Story Rating: 3.25 stars
Audio Rating: 3.5 stars
Narrator: Austin Jay
Length: 9 hours, 58 minutes
Charlie King has a brilliant idea, one that may well be his best idea yet — and boy, oh boy does he need something good in his life, right now. His daughter is going to be heading off to college, soon; the daughter who has become his whole world, especially since her mother died, and his main character is going to be retiring with this last book. Charlie just needs a little bit of something new, something special to make this book perfect … and he finds it in the gorgeous blue eyes of his neighbor. But in giving his beloved character a lover — a male lover — Charlie finds himself examining his own sexuality for the first time in a long time.
Simon is getting over the getting over of a relationship. Moving past the what ifs, the anger, and the doubt and focusing on the new house, the new job, the new state, the new town … and a chance to be himself without having to be anyone’s ex-anything. So when Charlie smiles, offers a hand and friendship, Simon is grateful to accept. When he realizes he’s got a bit of a crush on the other man, Simon accepts that, too. Crushes happen, and by indulging a bit, in getting to know Charlie better, maybe he’ll get a friend out of it.

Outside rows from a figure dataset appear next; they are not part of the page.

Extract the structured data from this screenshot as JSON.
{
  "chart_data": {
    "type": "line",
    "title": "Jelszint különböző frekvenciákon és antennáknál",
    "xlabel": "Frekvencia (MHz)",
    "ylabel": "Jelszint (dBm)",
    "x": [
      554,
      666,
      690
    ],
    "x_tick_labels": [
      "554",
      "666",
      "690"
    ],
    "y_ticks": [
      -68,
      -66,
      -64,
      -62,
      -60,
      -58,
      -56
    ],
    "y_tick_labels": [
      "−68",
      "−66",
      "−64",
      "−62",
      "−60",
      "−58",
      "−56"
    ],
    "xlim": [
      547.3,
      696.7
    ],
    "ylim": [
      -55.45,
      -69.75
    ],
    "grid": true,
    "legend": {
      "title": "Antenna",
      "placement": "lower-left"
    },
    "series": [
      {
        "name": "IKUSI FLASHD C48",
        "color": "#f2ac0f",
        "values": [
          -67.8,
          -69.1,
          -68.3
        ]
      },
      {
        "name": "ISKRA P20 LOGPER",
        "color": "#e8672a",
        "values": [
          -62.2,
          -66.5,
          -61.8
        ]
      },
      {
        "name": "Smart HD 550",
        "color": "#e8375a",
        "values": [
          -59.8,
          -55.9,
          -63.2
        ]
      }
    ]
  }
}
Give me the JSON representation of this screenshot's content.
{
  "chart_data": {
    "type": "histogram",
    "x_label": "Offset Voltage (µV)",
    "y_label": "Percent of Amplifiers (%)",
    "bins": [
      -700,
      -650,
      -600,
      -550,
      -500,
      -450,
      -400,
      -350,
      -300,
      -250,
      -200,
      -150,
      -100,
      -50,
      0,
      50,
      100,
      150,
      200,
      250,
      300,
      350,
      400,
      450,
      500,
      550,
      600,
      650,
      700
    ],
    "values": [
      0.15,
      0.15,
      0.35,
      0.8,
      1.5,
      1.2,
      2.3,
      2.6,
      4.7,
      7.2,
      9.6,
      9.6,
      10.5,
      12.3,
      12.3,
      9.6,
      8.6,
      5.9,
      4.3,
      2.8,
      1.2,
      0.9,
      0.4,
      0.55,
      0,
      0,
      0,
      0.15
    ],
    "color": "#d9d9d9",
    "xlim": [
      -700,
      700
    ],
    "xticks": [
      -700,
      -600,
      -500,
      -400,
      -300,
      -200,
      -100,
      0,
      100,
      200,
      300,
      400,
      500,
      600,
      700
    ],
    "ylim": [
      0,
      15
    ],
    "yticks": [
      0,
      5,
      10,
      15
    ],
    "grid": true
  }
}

Charlie and his wife got pregnant at 17. They were each other’s firsts, and each other’s everythings. When his wife got sick, she and Charlie moved in with his parents who helped him care for his wife and raise his daughter. When his wife died, they were there for both he and Olivia. Without their support, Charlie wouldn’t be able to say he’s half so good a father as people think he is, and now that they’ve been gone for nearly a year, moving away to have their own lives now that Olivia is getting older, Charlie is having to face a reality he’s not comfortable with. One where he isn’t the focus of attention.
Simon is reserved, quiet, and thoughtful. He broke up with his long-term lover (a decade’s worth of working together, living together, being cheated on again and again, forgiving again and again) and he’s now ready to put all of it behind him. Simon has moved to a new city in a new state where he can be himself. When he realizes Charlie is interested, Simon falls heart first into the relationship, knowing he shouldn’t move too fast, knowing he should be careful, but … between one kiss and the next, between Charlie leaving him ice cream because he looked unhappy to giving him a flower to cheer up him, Simon is lost.
Charlie is an inconstant character. He seems to be outgoing and relaxed, but it feels more a benign negligence to anything and everything that isn’t right in front of him. He loves his daughter and spins a narrative of them against the world, of how much he loves her, how much he’s been there for her — which may all be true, but ignores how much of a part her own grandparents were in her life (they lived in Charlie’s parents house, after all, while she was growing up), or her mother’s family who are very much present in her life. When something happens to Olivia, his daughter is afraid of upsetting him, of making him angry at her. Charlie’s whole focus becomes how will this affect him, how this will hurt him before looking at what this will do to his daughter.
For Charlie, things with Simon start with the physical. To be honest, he had more chemistry in a brief meeting at a sci-fi convention where a fan tried to pick him up than he did with Simon, no matter how much kissing, touching, or caressing the two of them shared. Charlie didn’t even ask Simon if he was gay, let alone interested, before kissing him because, well, Charlie wanted to kiss him. Charlie started out as okay, but whether it was his fear of abandonment, his need to be the star of the show, or the fact that, for him, his relationship with Simon was more a long-term hookup with the title and activities of boyfriend and none of the emotional strings, I ended up not liking him that much, if at all.
Simon was a bit more of a cypher. I could see where he was coming from, and it was clear he wanted to love and be loved, but
I failed to connect with the narration of the audio book by Austin Jay. His slow, deliberate pacing was too slow for me and I had to speed it up for a more comfortable listen. Even then, personally, the book dragged badly in parts — more due to the author’s exacting details and the small minutiae to show how Charlie lived, jogged, and walked — and I just wasn’t feeling it. The voices were not that distinct from one another, but the narrator put in a lot of effort to make certain the two main characters could be told apart. Nothing against Austin Jay, but I struggled with this audio book and the story.